Kohn, Rachel; Harhay, Michael O; Weissman, Gary E; Urbanowicz, Ryan; Wang, Wei; Anesi, George L; Scott, Stefania; Bayes, Brian; Greysen, S Ryan; Halpern, Scott D; Kerlin, Meeta Prasad.
Afiliação
  • Kohn R; Department of Medicine, Perelman School of Medicine, University of Pennsylvania, Philadelphia, PA, USA. rachel.kohn2@pennmedicine.upenn.edu.

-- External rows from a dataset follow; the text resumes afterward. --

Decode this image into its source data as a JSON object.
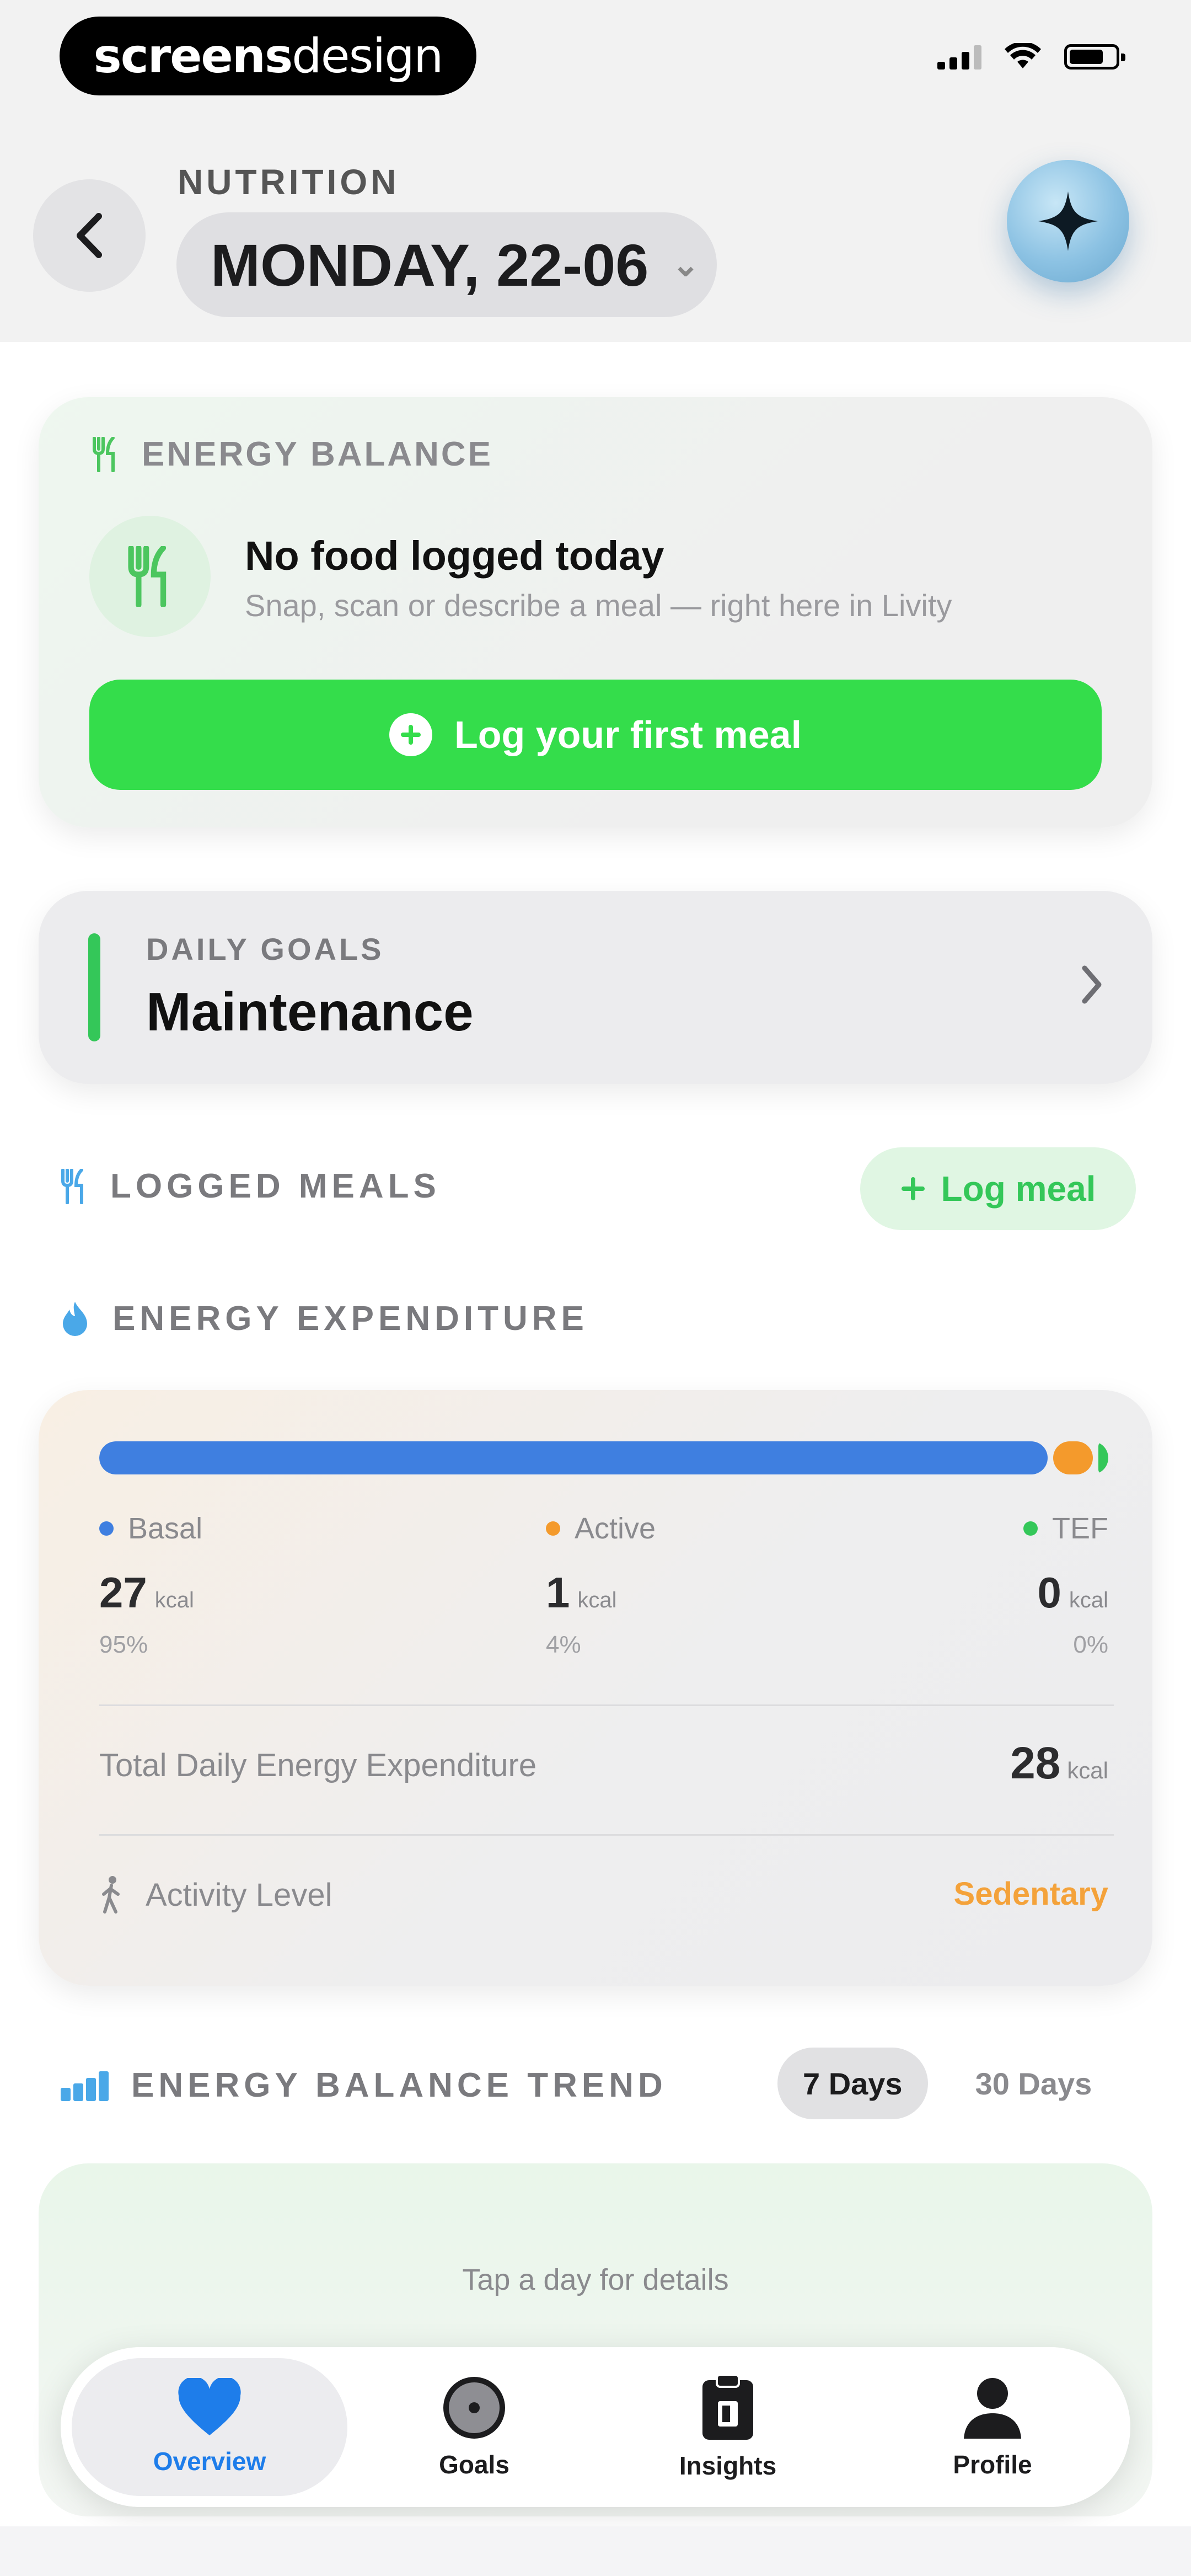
{
  "status_bar": {
    "brand_bold": "screens",
    "brand_light": "design"
  },
  "header": {
    "subtitle": "NUTRITION",
    "date": "MONDAY, 22-06"
  },
  "energy_balance": {
    "label": "ENERGY BALANCE",
    "title": "No food logged today",
    "subtitle": "Snap, scan or describe a meal — right here in Livity",
    "button_label": "Log your first meal"
  },
  "daily_goals": {
    "label": "DAILY GOALS",
    "value": "Maintenance"
  },
  "logged_meals": {
    "label": "LOGGED MEALS",
    "button_label": "Log meal"
  },
  "energy_expenditure": {
    "label": "ENERGY EXPENDITURE",
    "colors": {
      "basal": "#3f7fe0",
      "active": "#f49a2c",
      "tef": "#34c759"
    },
    "shares": {
      "basal": 95,
      "active": 4,
      "tef": 1
    },
    "basal": {
      "name": "Basal",
      "value": "27",
      "unit": "kcal",
      "pct": "95%"
    },
    "active": {
      "name": "Active",
      "value": "1",
      "unit": "kcal",
      "pct": "4%"
    },
    "tef": {
      "name": "TEF",
      "value": "0",
      "unit": "kcal",
      "pct": "0%"
    },
    "tdee_label": "Total Daily Energy Expenditure",
    "tdee_value": "28",
    "tdee_unit": "kcal",
    "activity_label": "Activity Level",
    "activity_value": "Sedentary"
  },
  "trend": {
    "label": "ENERGY BALANCE TREND",
    "options": [
      "7 Days",
      "30 Days"
    ],
    "selected": "7 Days",
    "hint": "Tap a day for details"
  },
  "tabs": [
    {
      "label": "Overview",
      "icon": "heart-icon",
      "active": true
    },
    {
      "label": "Goals",
      "icon": "target-icon",
      "active": false
    },
    {
      "label": "Insights",
      "icon": "clipboard-icon",
      "active": false
    },
    {
      "label": "Profile",
      "icon": "person-icon",
      "active": false
    }
  ]
}
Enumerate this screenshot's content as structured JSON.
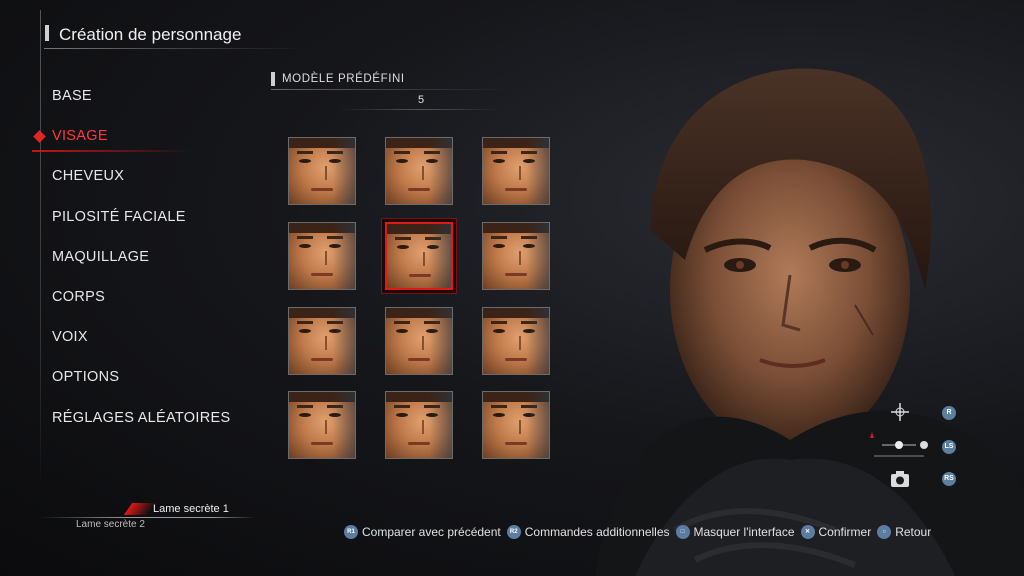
{
  "header": {
    "title": "Création de personnage"
  },
  "menu": {
    "items": [
      {
        "label": "BASE",
        "active": false
      },
      {
        "label": "VISAGE",
        "active": true
      },
      {
        "label": "CHEVEUX",
        "active": false
      },
      {
        "label": "PILOSITÉ FACIALE",
        "active": false
      },
      {
        "label": "MAQUILLAGE",
        "active": false
      },
      {
        "label": "CORPS",
        "active": false
      },
      {
        "label": "VOIX",
        "active": false
      },
      {
        "label": "OPTIONS",
        "active": false
      },
      {
        "label": "RÉGLAGES ALÉATOIRES",
        "active": false
      }
    ]
  },
  "preset": {
    "label": "MODÈLE PRÉDÉFINI",
    "value": "5",
    "selected_index": 5,
    "count": 12
  },
  "blades": {
    "primary": "Lame secrète 1",
    "secondary": "Lame secrète 2"
  },
  "controls": {
    "rotate_button": "R",
    "zoom_button": "LS",
    "photo_button": "RS"
  },
  "footer": {
    "items": [
      {
        "button": "R1",
        "label": "Comparer avec précédent"
      },
      {
        "button": "R2",
        "label": "Commandes additionnelles"
      },
      {
        "button": "□",
        "label": "Masquer l'interface"
      },
      {
        "button": "✕",
        "label": "Confirmer"
      },
      {
        "button": "○",
        "label": "Retour"
      }
    ]
  },
  "colors": {
    "accent": "#e01818",
    "button": "#5b7da0"
  },
  "icons": [
    "move-icon",
    "light-slider-icon",
    "camera-icon"
  ]
}
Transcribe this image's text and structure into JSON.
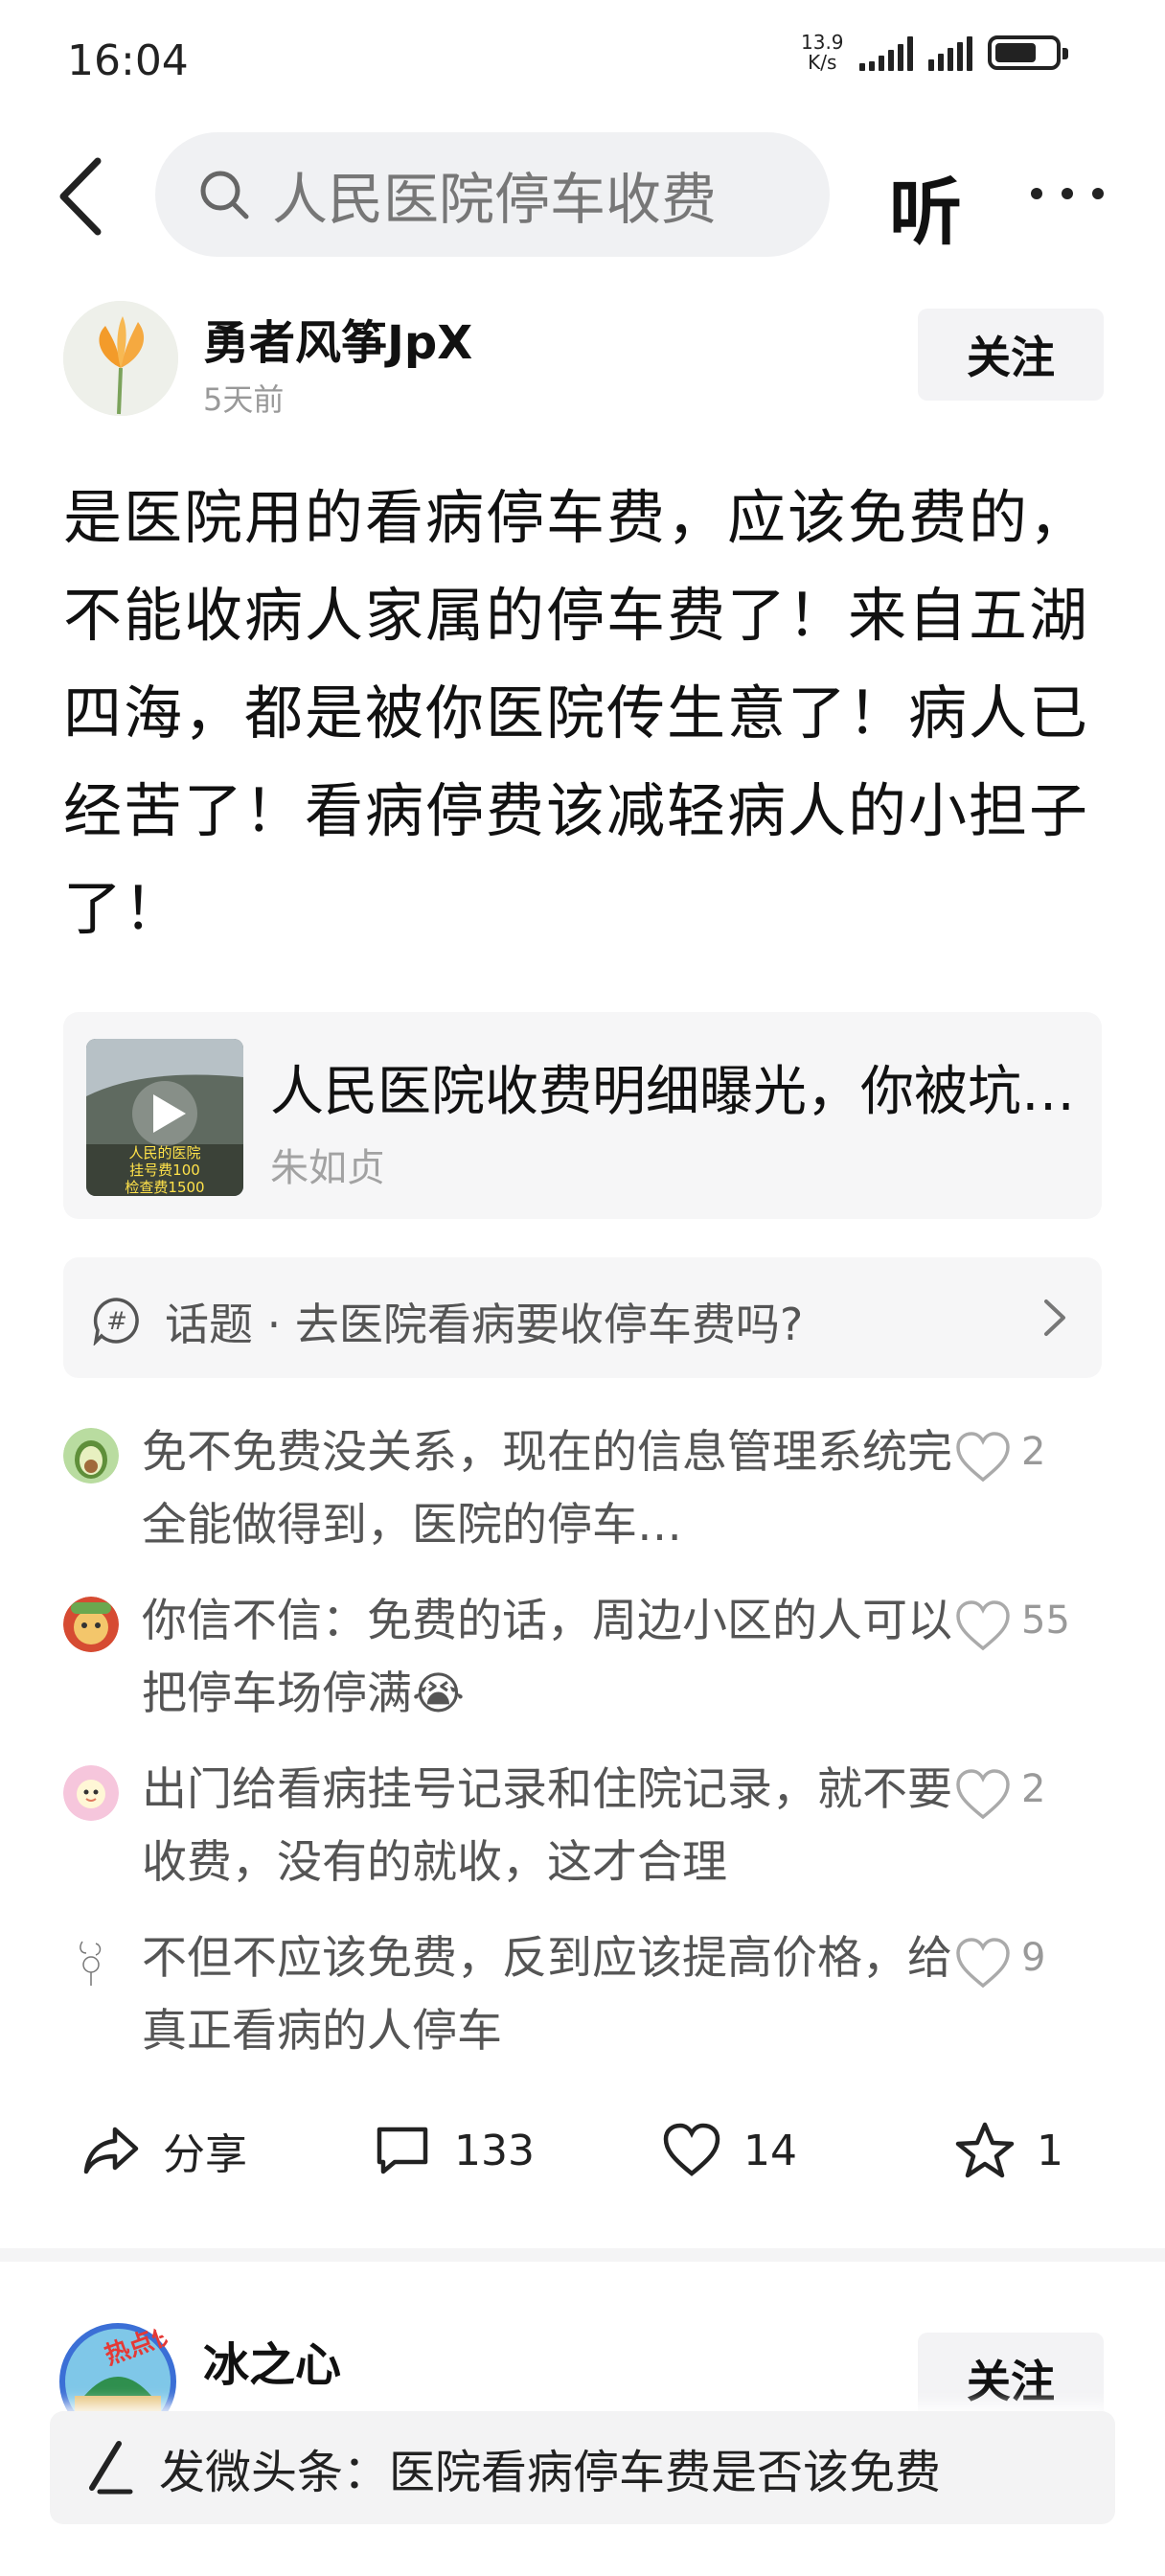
{
  "status_bar": {
    "time": "16:04",
    "net_speed_value": "13.9",
    "net_speed_unit": "K/s",
    "battery_level": 0.7
  },
  "top_nav": {
    "search_text": "人民医院停车收费",
    "listen_label": "听"
  },
  "post": {
    "author": "勇者风筝JpX",
    "time": "5天前",
    "follow_label": "关注",
    "text": "是医院用的看病停车费，应该免费的，不能收病人家属的停车费了！来自五湖四海，都是被你医院传生意了！病人已经苦了！看病停费该减轻病人的小担子了！",
    "video": {
      "title": "人民医院收费明细曝光，你被坑了吗",
      "author": "朱如贞",
      "thumb_caption_1": "人民的医院",
      "thumb_caption_2": "挂号费100",
      "thumb_caption_3": "检查费1500"
    },
    "topic": "话题 · 去医院看病要收停车费吗?",
    "comments": [
      {
        "text": "免不免费没关系，现在的信息管理系统完全能做得到，医院的停车…",
        "likes": "2"
      },
      {
        "text": "你信不信：免费的话，周边小区的人可以把停车场停满😭",
        "likes": "55"
      },
      {
        "text": "出门给看病挂号记录和住院记录，就不要收费，没有的就收，这才合理",
        "likes": "2"
      },
      {
        "text": "不但不应该免费，反到应该提高价格，给真正看病的人停车",
        "likes": "9"
      }
    ],
    "actions": {
      "share_label": "分享",
      "comment_count": "133",
      "like_count": "14",
      "favorite_count": "1"
    }
  },
  "next_post": {
    "author": "冰之心",
    "badge": "热点侠",
    "follow_label": "关注"
  },
  "compose": {
    "text": "发微头条：医院看病停车费是否该免费"
  },
  "colors": {
    "text_primary": "#111111",
    "text_secondary": "#555555",
    "text_muted": "#999999",
    "card_bg": "#f6f6f7"
  }
}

  • Harhay MO; Palliative and Advanced Illness Research (PAIR) Center, University of Pennsylvania, Philadelphia, PA, USA. rachel.kohn2@pennmedicine.upenn.edu.
  • Weissman GE; Leonard Davis Institute of Health Economics, Perelman School of Medicine, University of Pennsylvania, Philadelphia, PA, USA. rachel.kohn2@pennmedicine.upenn.edu.
  • Urbanowicz R; Palliative and Advanced Illness Research (PAIR) Center, University of Pennsylvania, Philadelphia, PA, USA.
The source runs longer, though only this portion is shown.